Before You Get Started with Feeding Therapy
- Communicate with your primary health care provider about your child’s basic health, weight and developmental issues, your concerns, and how feeding therapy will be funded. Find out what your insurance will pay for, if your child is eligible for Regional Center funding, or other possibilities for reimbursement, such as an HAS.
- Clarify your concerns so you can communicate them to potential therapists.
- Find a good fit- look for a therapist with clear communication and interpersonal skills that you can form a long lasting relationship with. Feeding therapy is not a fast fix. You want someone who can relate to your child, your self, your family and your needs, who share your goals for your child and understand your child’s issues. Do not hesitate to ask potential therapists their educational background, continuing educational experiences, and philosophy of treatment.
- Assemble your team. Involve your partner or co-parent, and any other important adults in your child’s life; whether it be your spouse, primary nanny, secondary baby sitter, parents or in-laws, extended family members; teachers, other therapists, or friends you see often. Anyone who is involved with your family and child in feeding or mealtime on a daily or weekly basis needs to know what you are doing, what your goals are, and what the program is. Conflict and disagreements among the adults in your child’s life will hamper change. Learn how to politely dismiss naysayers or those who will try to bobby trap your efforts.
- Prepare to expend time, energy and resources. You may feel you are wasting food when it just gets thrown on the floor. You may be faced with multitude of washing duties, of clothing that is dirty, dishes that get served but only overturned, food that gets purchased and prepared but is only rejected. Your patience will be tried, your energy drained by yet another tantrum.
- Understand that feeding develops in an irregular, crooked line. It is one or two very small baby steps forward, three giant steps back when your little one gets sick, the family goes on vacation, or for no apparent reason at all.
- Adjust your expectations. Look at the much bigger picture, as well as the bite size achievements from meal to meal. Appreciate the importance of small changes in behavior, manners, attitude, language, or just the ability to sit at the table with the family, rather than how much or what your child is eating.
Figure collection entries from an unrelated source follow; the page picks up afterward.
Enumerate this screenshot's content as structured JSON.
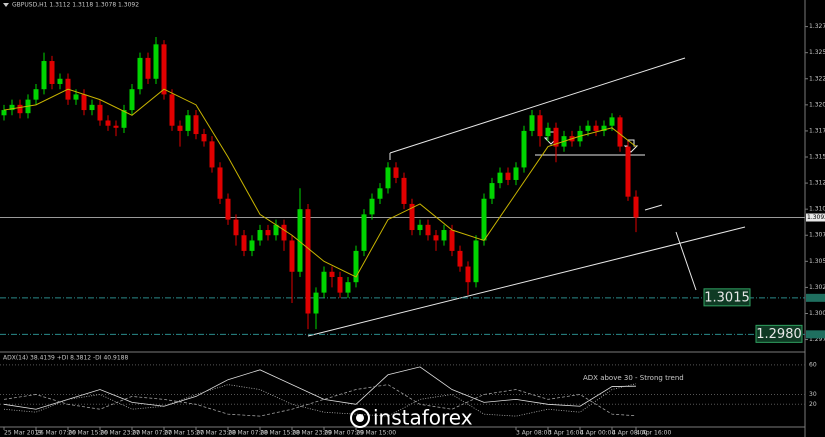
{
  "chart_data": {
    "type": "candlestick",
    "title": "GBPUSD,H1  1.3112 1.3118 1.3078 1.3092",
    "categories": [
      "25 Mar 2019",
      null,
      null,
      null,
      "26 Mar 07:00",
      null,
      null,
      null,
      "26 Mar 15:00",
      null,
      null,
      null,
      "26 Mar 23:00",
      null,
      null,
      null,
      "27 Mar 07:00",
      null,
      null,
      null,
      "27 Mar 15:00",
      null,
      null,
      null,
      "27 Mar 23:00",
      null,
      null,
      null,
      "28 Mar 07:00",
      null,
      null,
      null,
      "28 Mar 15:00",
      null,
      null,
      null,
      "28 Mar 23:00",
      null,
      null,
      null,
      "29 Mar 07:00",
      null,
      null,
      null,
      "29 Mar 15:00",
      null,
      null,
      null,
      null,
      null,
      null,
      null,
      null,
      null,
      null,
      null,
      null,
      null,
      null,
      null,
      null,
      null,
      null,
      null,
      "3 Apr 08:00",
      null,
      null,
      null,
      "3 Apr 16:00",
      null,
      null,
      null,
      "4 Apr 00:00",
      null,
      null,
      null,
      "4 Apr 08:00",
      null,
      null,
      "4 Apr 16:00"
    ],
    "open": [
      1.319,
      1.3195,
      1.32,
      1.3192,
      1.3205,
      1.3215,
      1.3242,
      1.322,
      1.3225,
      1.3205,
      1.321,
      1.3195,
      1.32,
      1.3185,
      1.318,
      1.3178,
      1.3195,
      1.3215,
      1.3245,
      1.3225,
      1.3258,
      1.321,
      1.318,
      1.3175,
      1.319,
      1.3172,
      1.3165,
      1.314,
      1.311,
      1.309,
      1.3075,
      1.306,
      1.307,
      1.308,
      1.3075,
      1.3085,
      1.307,
      1.304,
      1.31,
      1.3,
      1.302,
      1.304,
      1.3035,
      1.302,
      1.303,
      1.306,
      1.3095,
      1.311,
      1.312,
      1.314,
      1.313,
      1.3105,
      1.308,
      1.3085,
      1.3075,
      1.307,
      1.308,
      1.306,
      1.3045,
      1.303,
      1.307,
      1.311,
      1.3125,
      1.3135,
      1.3128,
      1.314,
      1.3175,
      1.319,
      1.317,
      1.3178,
      1.316,
      1.317,
      1.3165,
      1.3175,
      1.318,
      1.3175,
      1.318,
      1.3188,
      1.316,
      1.3112
    ],
    "high": [
      1.32,
      1.3205,
      1.3205,
      1.321,
      1.322,
      1.325,
      1.3247,
      1.323,
      1.323,
      1.3215,
      1.3215,
      1.3205,
      1.3205,
      1.319,
      1.3185,
      1.32,
      1.322,
      1.325,
      1.325,
      1.3265,
      1.3262,
      1.3215,
      1.3185,
      1.3195,
      1.3195,
      1.3177,
      1.317,
      1.3145,
      1.3115,
      1.3095,
      1.308,
      1.3075,
      1.3085,
      1.3085,
      1.309,
      1.309,
      1.3075,
      1.312,
      1.3105,
      1.3025,
      1.3045,
      1.3045,
      1.304,
      1.3035,
      1.3065,
      1.31,
      1.3115,
      1.3125,
      1.3145,
      1.3145,
      1.3135,
      1.311,
      1.309,
      1.309,
      1.308,
      1.3085,
      1.3085,
      1.3065,
      1.305,
      1.3075,
      1.3115,
      1.313,
      1.314,
      1.314,
      1.3145,
      1.318,
      1.3195,
      1.3195,
      1.3183,
      1.3183,
      1.3175,
      1.3175,
      1.318,
      1.3185,
      1.3185,
      1.3185,
      1.3192,
      1.319,
      1.3165,
      1.3118
    ],
    "low": [
      1.3185,
      1.319,
      1.3187,
      1.3187,
      1.32,
      1.321,
      1.3215,
      1.3215,
      1.32,
      1.32,
      1.319,
      1.319,
      1.318,
      1.3175,
      1.317,
      1.3173,
      1.319,
      1.321,
      1.322,
      1.322,
      1.3205,
      1.3175,
      1.316,
      1.317,
      1.3167,
      1.316,
      1.3135,
      1.3105,
      1.3085,
      1.3065,
      1.3055,
      1.3055,
      1.3065,
      1.307,
      1.307,
      1.306,
      1.301,
      1.3035,
      1.2985,
      1.2985,
      1.3015,
      1.3025,
      1.3015,
      1.3015,
      1.3025,
      1.3055,
      1.309,
      1.3105,
      1.3115,
      1.3125,
      1.31,
      1.3075,
      1.3075,
      1.307,
      1.306,
      1.3065,
      1.3055,
      1.304,
      1.3018,
      1.3025,
      1.3065,
      1.3105,
      1.312,
      1.3123,
      1.3123,
      1.3135,
      1.317,
      1.316,
      1.3165,
      1.3145,
      1.3155,
      1.316,
      1.316,
      1.317,
      1.317,
      1.317,
      1.3175,
      1.3155,
      1.3108,
      1.3078
    ],
    "close": [
      1.3195,
      1.32,
      1.3192,
      1.3205,
      1.3215,
      1.3242,
      1.322,
      1.3225,
      1.3205,
      1.321,
      1.3195,
      1.32,
      1.3185,
      1.318,
      1.3178,
      1.3195,
      1.3215,
      1.3245,
      1.3225,
      1.3258,
      1.321,
      1.318,
      1.3175,
      1.319,
      1.3172,
      1.3165,
      1.314,
      1.311,
      1.309,
      1.3075,
      1.306,
      1.307,
      1.308,
      1.3075,
      1.3085,
      1.307,
      1.304,
      1.31,
      1.3,
      1.302,
      1.304,
      1.3035,
      1.302,
      1.303,
      1.306,
      1.3095,
      1.311,
      1.312,
      1.314,
      1.313,
      1.3105,
      1.308,
      1.3085,
      1.3075,
      1.307,
      1.308,
      1.306,
      1.3045,
      1.303,
      1.307,
      1.311,
      1.3125,
      1.3135,
      1.3128,
      1.314,
      1.3175,
      1.319,
      1.317,
      1.3178,
      1.316,
      1.317,
      1.3165,
      1.3175,
      1.318,
      1.3175,
      1.318,
      1.3188,
      1.316,
      1.3112,
      1.3092
    ],
    "up_color": "#00d400",
    "down_color": "#e00000",
    "ma": {
      "color": "#c8b400",
      "x": [
        0,
        4,
        8,
        12,
        16,
        20,
        24,
        28,
        32,
        36,
        40,
        44,
        48,
        52,
        56,
        60,
        64,
        68,
        72,
        76,
        79
      ],
      "values": [
        1.3195,
        1.32,
        1.3215,
        1.3205,
        1.319,
        1.3215,
        1.32,
        1.315,
        1.3095,
        1.3075,
        1.305,
        1.3035,
        1.309,
        1.3105,
        1.308,
        1.307,
        1.3115,
        1.316,
        1.317,
        1.3178,
        1.316
      ]
    },
    "ylim": [
      1.2965,
      1.3289
    ],
    "yticks": [
      {
        "value": 1.2975,
        "label": "1.2975"
      },
      {
        "value": 1.3,
        "label": "1.3000"
      },
      {
        "value": 1.3025,
        "label": "1.3025"
      },
      {
        "value": 1.305,
        "label": "1.3050"
      },
      {
        "value": 1.3075,
        "label": "1.3075"
      },
      {
        "value": 1.31,
        "label": "1.3100"
      },
      {
        "value": 1.3125,
        "label": "1.3125"
      },
      {
        "value": 1.315,
        "label": "1.3150"
      },
      {
        "value": 1.3175,
        "label": "1.3175"
      },
      {
        "value": 1.32,
        "label": "1.3200"
      },
      {
        "value": 1.3225,
        "label": "1.3225"
      },
      {
        "value": 1.325,
        "label": "1.3250"
      },
      {
        "value": 1.3275,
        "label": "1.3275"
      }
    ],
    "current_price": {
      "value": 1.3092,
      "label": "1.3092"
    },
    "levels": [
      {
        "value": 1.3015,
        "label": "1.3015"
      },
      {
        "value": 1.298,
        "label": "1.2980"
      }
    ],
    "indicator": {
      "title": "ADX(14) 38.4139 +DI 8.3812 -DI 40.9188",
      "annotation": "ADX above 30 - Strong trend",
      "ylim": [
        0,
        65
      ],
      "yticks": [
        20,
        30,
        60
      ],
      "x": [
        0,
        4,
        8,
        12,
        16,
        20,
        24,
        28,
        32,
        36,
        40,
        44,
        48,
        52,
        56,
        60,
        64,
        68,
        72,
        76,
        79
      ],
      "series": [
        {
          "name": "ADX",
          "color": "#e0e0e0",
          "values": [
            20,
            15,
            25,
            35,
            22,
            18,
            28,
            45,
            55,
            40,
            25,
            20,
            50,
            58,
            35,
            22,
            25,
            20,
            18,
            38,
            38.4139
          ]
        },
        {
          "name": "+DI",
          "color": "#a0a0a0",
          "values": [
            25,
            30,
            20,
            15,
            28,
            25,
            20,
            10,
            8,
            15,
            25,
            35,
            40,
            20,
            15,
            30,
            35,
            25,
            30,
            10,
            8.3812
          ]
        },
        {
          "name": "-DI",
          "color": "#b0b0b0",
          "values": [
            15,
            12,
            25,
            30,
            15,
            18,
            30,
            40,
            35,
            20,
            12,
            10,
            8,
            25,
            30,
            10,
            8,
            15,
            12,
            35,
            40.9188
          ]
        }
      ]
    },
    "logo": "instaforex"
  }
}
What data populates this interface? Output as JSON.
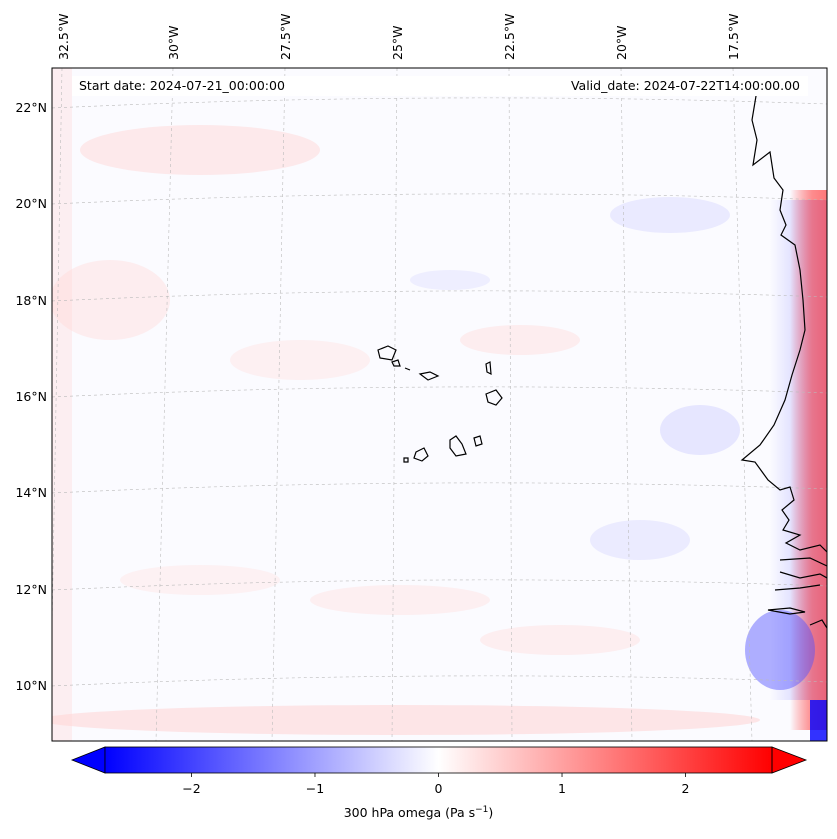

- Recognize that feeding and eating is a multi-faceted, complex activity. Feeding is much more than just putting food into our mouths and swallowing. It is a vastly complex yet individual task, a process that involves our physiology and digestions, our sensory and motor systems, our expectations, attitudes and beliefs, and those around us.
- Prepare to learn. About yourself, your own feeding history and habits, and your beliefs about food and eating. You may be challenged by what you learn about yourself.
- Be prepared to make some changes. You may need to change your daily or weekly schedule, your expectations for yourself and your family, your eating or shopping habits, or your attitudes about food, eating and mealtimes.